SFU researcher Ehsan Jozaghi looked at the numbers and found that unsanctioned supervised-injection facilities that run similar to Insite can save lives and save the city money.
SFU researcher Ehsan Jozaghi looked at the numbers and found that unsanctioned supervised-injection facilities that run similar to Insite can save lives and save the city money.

It has long been an open secret in certain health-care circles that the Vancouver Area Network of Drug Users (VANDU) will, from time to time, operate an unsanctioned drug-consumption site.

Unlike Insite, North America’s only government-approved supervised-injection facility (SIF), the VANDU sites run illegally. Usually occupying a spare room somewhere in the Downtown Eastside, these locations serve as relatively safe places for crack cocaine and heroin users to access clean equipment and consume drugs. They will sometimes remain open for months before shutting down.

Now an August 2015 paper authored by SFU researcher Ehsan Jozaghi has examined one such site and found that the illegal operations have been a good deal for Vancouver taxpayers.

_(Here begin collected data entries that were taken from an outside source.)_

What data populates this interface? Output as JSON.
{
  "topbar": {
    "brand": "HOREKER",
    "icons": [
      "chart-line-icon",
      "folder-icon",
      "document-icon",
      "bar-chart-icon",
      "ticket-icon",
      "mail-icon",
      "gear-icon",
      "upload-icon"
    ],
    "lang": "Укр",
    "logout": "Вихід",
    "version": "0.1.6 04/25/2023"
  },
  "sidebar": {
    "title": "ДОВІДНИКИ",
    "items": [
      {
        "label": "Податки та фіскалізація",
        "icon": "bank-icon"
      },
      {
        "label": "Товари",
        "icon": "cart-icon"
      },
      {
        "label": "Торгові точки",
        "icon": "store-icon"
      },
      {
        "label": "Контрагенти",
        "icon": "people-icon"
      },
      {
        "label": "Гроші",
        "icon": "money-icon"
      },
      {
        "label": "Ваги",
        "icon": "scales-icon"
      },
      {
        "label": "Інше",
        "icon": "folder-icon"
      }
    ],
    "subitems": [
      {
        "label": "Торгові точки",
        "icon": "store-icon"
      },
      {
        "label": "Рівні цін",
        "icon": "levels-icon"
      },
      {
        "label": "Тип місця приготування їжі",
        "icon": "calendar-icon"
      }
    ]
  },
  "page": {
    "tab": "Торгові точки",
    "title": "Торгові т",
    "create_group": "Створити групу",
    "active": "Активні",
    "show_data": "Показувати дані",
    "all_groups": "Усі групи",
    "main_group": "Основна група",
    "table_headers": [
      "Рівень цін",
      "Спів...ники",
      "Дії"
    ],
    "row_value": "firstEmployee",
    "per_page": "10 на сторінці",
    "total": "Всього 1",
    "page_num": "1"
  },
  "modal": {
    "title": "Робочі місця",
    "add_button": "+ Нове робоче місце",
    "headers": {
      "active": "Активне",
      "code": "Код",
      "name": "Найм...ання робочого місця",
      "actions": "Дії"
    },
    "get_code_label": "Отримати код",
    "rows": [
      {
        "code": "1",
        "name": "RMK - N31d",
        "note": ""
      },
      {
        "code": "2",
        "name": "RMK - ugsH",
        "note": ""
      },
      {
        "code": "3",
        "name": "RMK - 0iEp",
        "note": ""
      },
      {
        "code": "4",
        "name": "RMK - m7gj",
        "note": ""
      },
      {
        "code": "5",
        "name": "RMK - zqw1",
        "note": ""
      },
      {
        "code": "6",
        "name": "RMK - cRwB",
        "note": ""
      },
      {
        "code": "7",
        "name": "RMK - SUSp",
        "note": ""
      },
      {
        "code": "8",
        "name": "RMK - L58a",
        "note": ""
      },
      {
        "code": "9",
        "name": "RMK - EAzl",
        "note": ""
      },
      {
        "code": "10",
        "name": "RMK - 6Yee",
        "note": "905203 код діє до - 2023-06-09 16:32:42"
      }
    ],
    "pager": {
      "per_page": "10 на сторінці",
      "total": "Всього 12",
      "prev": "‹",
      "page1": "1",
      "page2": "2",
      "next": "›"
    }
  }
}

“VANDU’s unsanctioned SIF establishment in the DTES saves taxpayers’ money,” reads the paper published in the academic journal Health & Justice. It explains that significant cost savings occur because consumption sites lower the transmission rates of diseases such as HIV and hepatitis C, thus saving health-care expenditures on treatment. For example, researchers estimated that one additional SIF site can run on $97,203 per year to avert 30 new HIV cases and 81 new incidents of hepatitis C.

The paper notes that Insite is operating at its maximum capacity and that efforts to establish additional SIFs have long stalled in Ottawa on account of opposition from the federal Conservative government.